The committee has based the structure of the proposed new system on the ones already used in the European Research Council and the Netherlands Organisation for Scientific Research. Currently Norway has allocated about NOK 600 million for open area research, which is divided into many categories. The committee calls for increasing the overall budget to NOK 2 billion and having only a few small broadly based panels.

The Research Council of Norway has responded positively to the idea of a more open research system, but questioned parts of the Fagerberg report. The Research Council agrees that the open arena has long been underfunded and that far too many projects worthy of support have been rejected due to financial constraints, according to Arvid Hallén, Research Council of Norway director general.
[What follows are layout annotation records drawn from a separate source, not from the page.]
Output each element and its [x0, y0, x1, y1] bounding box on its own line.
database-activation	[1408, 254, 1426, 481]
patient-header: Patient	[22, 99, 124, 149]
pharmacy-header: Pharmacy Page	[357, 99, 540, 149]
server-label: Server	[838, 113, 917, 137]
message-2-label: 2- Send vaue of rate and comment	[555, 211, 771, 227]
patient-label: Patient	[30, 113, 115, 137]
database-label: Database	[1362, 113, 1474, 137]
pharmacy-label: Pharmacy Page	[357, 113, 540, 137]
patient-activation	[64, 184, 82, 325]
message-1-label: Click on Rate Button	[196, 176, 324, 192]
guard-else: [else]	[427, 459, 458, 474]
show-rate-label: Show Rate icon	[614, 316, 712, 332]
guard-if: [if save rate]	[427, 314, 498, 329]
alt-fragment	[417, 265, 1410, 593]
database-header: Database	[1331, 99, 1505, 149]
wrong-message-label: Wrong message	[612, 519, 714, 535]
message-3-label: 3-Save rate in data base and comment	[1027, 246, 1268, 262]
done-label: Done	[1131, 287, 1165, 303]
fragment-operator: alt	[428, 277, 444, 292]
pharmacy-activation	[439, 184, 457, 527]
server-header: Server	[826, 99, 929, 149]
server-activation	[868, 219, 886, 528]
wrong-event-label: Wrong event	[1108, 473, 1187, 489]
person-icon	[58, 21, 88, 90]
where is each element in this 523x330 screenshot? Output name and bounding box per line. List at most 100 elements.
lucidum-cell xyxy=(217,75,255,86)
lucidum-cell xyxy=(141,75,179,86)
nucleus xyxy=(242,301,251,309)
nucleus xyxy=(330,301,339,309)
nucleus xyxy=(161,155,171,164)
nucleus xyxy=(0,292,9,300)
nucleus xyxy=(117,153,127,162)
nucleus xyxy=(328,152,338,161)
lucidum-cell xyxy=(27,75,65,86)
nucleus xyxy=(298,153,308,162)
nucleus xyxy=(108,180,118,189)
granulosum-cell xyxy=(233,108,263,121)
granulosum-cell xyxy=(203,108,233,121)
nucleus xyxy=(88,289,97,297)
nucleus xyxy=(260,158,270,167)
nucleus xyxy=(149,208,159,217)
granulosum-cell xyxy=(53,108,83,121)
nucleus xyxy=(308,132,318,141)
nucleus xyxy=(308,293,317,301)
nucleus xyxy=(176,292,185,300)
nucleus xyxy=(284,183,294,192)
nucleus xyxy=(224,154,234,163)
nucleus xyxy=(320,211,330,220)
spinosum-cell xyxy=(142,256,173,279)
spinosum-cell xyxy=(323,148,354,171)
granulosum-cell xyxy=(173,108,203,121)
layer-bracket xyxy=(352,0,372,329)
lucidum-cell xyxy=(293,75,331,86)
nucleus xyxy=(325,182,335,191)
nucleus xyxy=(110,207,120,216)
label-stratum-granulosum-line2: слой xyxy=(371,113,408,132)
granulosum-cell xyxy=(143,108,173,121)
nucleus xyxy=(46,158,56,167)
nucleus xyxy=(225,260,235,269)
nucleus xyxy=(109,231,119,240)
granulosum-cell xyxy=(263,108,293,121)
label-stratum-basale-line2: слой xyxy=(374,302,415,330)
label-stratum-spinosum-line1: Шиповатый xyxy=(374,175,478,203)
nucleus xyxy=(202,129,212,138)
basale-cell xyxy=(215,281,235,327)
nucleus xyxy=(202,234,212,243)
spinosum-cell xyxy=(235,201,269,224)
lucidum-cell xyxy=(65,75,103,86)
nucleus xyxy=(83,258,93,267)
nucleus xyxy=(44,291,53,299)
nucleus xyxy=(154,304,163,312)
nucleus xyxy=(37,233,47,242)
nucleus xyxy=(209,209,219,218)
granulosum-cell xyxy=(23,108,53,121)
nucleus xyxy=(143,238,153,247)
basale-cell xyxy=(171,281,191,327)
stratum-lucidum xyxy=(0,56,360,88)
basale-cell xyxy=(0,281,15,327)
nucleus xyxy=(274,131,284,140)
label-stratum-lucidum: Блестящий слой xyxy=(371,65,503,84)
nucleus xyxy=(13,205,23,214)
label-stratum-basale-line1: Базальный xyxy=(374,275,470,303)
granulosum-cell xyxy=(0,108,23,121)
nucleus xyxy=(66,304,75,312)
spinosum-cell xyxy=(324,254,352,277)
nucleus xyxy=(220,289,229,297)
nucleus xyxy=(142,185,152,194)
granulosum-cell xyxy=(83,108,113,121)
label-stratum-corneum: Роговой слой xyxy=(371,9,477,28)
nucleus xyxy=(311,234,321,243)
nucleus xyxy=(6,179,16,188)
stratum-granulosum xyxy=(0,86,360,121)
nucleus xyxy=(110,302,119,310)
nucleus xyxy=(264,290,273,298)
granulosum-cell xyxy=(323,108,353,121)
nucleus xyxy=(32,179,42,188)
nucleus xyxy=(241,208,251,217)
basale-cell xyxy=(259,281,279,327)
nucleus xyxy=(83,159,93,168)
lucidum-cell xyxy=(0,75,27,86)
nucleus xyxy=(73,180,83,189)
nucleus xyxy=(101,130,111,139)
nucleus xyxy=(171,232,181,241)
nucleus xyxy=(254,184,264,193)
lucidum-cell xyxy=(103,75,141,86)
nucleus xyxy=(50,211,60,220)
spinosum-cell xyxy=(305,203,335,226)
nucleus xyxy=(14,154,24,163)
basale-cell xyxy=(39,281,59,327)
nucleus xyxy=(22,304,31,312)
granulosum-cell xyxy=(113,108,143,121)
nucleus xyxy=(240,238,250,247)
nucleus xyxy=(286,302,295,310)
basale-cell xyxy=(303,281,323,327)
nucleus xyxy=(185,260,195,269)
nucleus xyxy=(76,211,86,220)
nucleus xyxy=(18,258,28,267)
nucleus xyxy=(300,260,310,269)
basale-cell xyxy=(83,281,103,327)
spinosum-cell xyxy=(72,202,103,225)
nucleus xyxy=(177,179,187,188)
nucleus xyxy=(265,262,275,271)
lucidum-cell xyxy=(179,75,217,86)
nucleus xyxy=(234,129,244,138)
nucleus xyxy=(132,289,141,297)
“The committee raises an important discussion about what constitutes an optimal balance between programme research and the open arena, but its perspective is too narrow,” said Hallén. “The report appears to be working form the assumption that the aim of all the thematically oriented programmes is to promote applied research rather than to develop basic scientific knowledge, and that renewal in research primarily takes place via the open arenas."

 

© Tore Espedal/The Research Council of Norway
Norway’s Minister of Research and Higher Education,
Tore Aasland, presents the report on the research
system from the committee headed by Jan Ernst Fagerberg,
professor at the University of Oslo.



PhDs & Research Barometer
The other key proposal from the Fagerberg report is for the government to allocate one half of the proposed NOK 2 billion in spending towards increasing the number of doctoral students. Norway has traditionally produced few PhD graduates. In the last five years there has been an increase, but the country is still way behind Sweden and Finland.

“We made a calculation of how many we needed,” said Fagerberg. “In many areas, we were not producing enough to fill the demand, particularly in engineering.”

Moreover, the committee called for setting aside about NOK 140 million for active researchers, i.e. those that actually publish. They would automatically get a small amount of funding to support their research, such as for attending conferences. The committee also proposed setting up a research barometer, or a systematic way to measure the results from research, which in turn would shed light on the productivity of Norwegian research. The research barometer would supplement Norway’s current barometer, which was established in March.

“We looked at what was in other places,” said Fagerberg. “The type of data – production and citation – was the same as other countries. The only way was to go one step building on that so that it relates systematically to resources. That is the novelty of this committee.”

The Research Council said the committee’s discussion of performance indicators for research, especially at universities and university colleges, was relevant, but added it would have liked to have seen more focus on the crucial social impacts.